The value of a definitive flexibility agreement between data centers and utilities is clear.
“Power availability has become the gating issue for AI,” said Mona Dajani, c-chair of multinational law firm Cooley’s infrastructure, energy and real estate group. In constrained power markets, projects that have “credible, measurable, and contractually defined flexibility may increasingly receive more favorable treatment,” she added.
But the “pain point” remains utilities’ need for control and data centers’ need to choose how to respond to a utility signal for a load reduction, said EPRI’s Ratnayake.
A control mechanism like the one SVP’s Karwick described “is a really hard concept for data centers to embrace because they lose control,” Ratnayake said. Data centers need a more gradual load reduction because their highly sensitive hardware would be at risk and it is probably worth much more than many power system assets, she added.
Utilities need control because their experience with demand response programs shows they cannot always depend on voluntarily load reductions, Ratnayake continued. And “if a GW scale data center goes offline instantaneously it would create a whole host of other system issues,” she said.
Ultimately, the data center and the utility need a program structure defined in a contractual interconnection agreement, Ratnayake said.
The April memorandum of understanding between EPRI and the Open Compute Project Foundation, or OCP, is a major step toward that agreement and those protocols, Ratnayake said. It creates a channel for EPRI utility members and OCP’s tech community to collaborate on standards and protocols that work for both, she added.

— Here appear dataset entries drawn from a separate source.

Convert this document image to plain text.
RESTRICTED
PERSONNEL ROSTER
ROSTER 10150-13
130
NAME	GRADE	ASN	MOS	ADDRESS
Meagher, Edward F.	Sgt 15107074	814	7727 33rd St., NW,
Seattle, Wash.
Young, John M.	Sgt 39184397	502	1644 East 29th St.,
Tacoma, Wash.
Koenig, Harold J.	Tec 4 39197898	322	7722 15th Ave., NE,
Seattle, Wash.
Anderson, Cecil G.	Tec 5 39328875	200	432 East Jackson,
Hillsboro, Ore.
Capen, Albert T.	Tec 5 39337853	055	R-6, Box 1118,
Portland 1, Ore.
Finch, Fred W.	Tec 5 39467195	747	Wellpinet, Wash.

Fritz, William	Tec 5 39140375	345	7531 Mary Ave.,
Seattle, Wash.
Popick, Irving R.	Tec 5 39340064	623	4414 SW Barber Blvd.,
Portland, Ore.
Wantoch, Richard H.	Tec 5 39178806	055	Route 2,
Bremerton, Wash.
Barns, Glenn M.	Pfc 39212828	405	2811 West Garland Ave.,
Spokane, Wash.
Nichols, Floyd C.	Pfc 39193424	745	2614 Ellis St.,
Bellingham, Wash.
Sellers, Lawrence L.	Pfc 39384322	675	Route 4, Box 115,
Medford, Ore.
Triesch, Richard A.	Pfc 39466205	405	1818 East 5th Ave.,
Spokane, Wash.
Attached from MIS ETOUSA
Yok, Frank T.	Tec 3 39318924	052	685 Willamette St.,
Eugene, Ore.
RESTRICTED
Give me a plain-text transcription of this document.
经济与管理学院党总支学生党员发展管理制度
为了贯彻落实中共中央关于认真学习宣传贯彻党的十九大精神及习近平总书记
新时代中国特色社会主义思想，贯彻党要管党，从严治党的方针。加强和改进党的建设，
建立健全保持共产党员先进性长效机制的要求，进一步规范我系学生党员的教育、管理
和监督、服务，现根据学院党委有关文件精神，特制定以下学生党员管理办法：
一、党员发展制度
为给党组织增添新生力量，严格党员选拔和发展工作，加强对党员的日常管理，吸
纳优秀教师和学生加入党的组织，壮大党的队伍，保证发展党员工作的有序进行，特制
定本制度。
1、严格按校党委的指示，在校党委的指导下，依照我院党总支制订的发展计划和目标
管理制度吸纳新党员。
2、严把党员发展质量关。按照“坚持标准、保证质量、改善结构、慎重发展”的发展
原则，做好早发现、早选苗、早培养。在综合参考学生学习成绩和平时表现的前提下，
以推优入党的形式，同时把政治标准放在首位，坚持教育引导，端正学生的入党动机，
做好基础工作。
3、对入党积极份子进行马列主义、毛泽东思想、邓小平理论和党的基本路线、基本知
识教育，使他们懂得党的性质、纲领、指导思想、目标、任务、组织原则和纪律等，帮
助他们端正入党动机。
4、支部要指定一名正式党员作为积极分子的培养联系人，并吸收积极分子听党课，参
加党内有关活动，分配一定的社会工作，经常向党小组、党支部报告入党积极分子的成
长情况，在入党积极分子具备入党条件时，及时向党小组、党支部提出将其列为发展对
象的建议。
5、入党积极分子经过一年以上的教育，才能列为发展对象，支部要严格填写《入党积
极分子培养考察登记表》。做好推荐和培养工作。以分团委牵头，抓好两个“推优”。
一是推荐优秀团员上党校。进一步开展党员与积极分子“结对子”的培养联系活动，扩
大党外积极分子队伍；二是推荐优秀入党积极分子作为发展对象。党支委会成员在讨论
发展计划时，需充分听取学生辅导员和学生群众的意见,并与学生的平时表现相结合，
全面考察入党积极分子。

Validating technologies, regulatory structures and market certainty will take time, but “it will unlock the power needed to keep pace with needs of AI,” Ratnayake said
Meanwhile, “the reality today is if you want grid power at scale, you cannot have 100% of the hours,” said James Kacergis, senior vice president of corporate and business development for Terawulf, which is building the 750-MW Mariner Lake AI data center for anchor tenants Core42 and Google-backed Fluidstack.
“A hyperscaler’s primary incentive is getting the interconnection to scale the business, and if it is not willing to work with the utility or system operator, a competitor will,” Kacergis said. But “it is not yet clear what the amount of load reduction and duration is that will attract data center customers because it's an emerging market,” he added.
Data centers are capable of slowing, capping or shifting workloads, “but it's questionable whether they want to do it,” added Steven Carlini, chief advocate of AI and data centers for Schneider Electric. If, though, the choice is “having 80% of the data center working or none of it, they would take 80%,” he added.
“Data centers want power as soon as possible and they want that power to be reliable, and utilities want to bring them online as quickly as possible and protect reliability,” said NARUC’s Rendahl. “Flexibility is a way to do what both want.”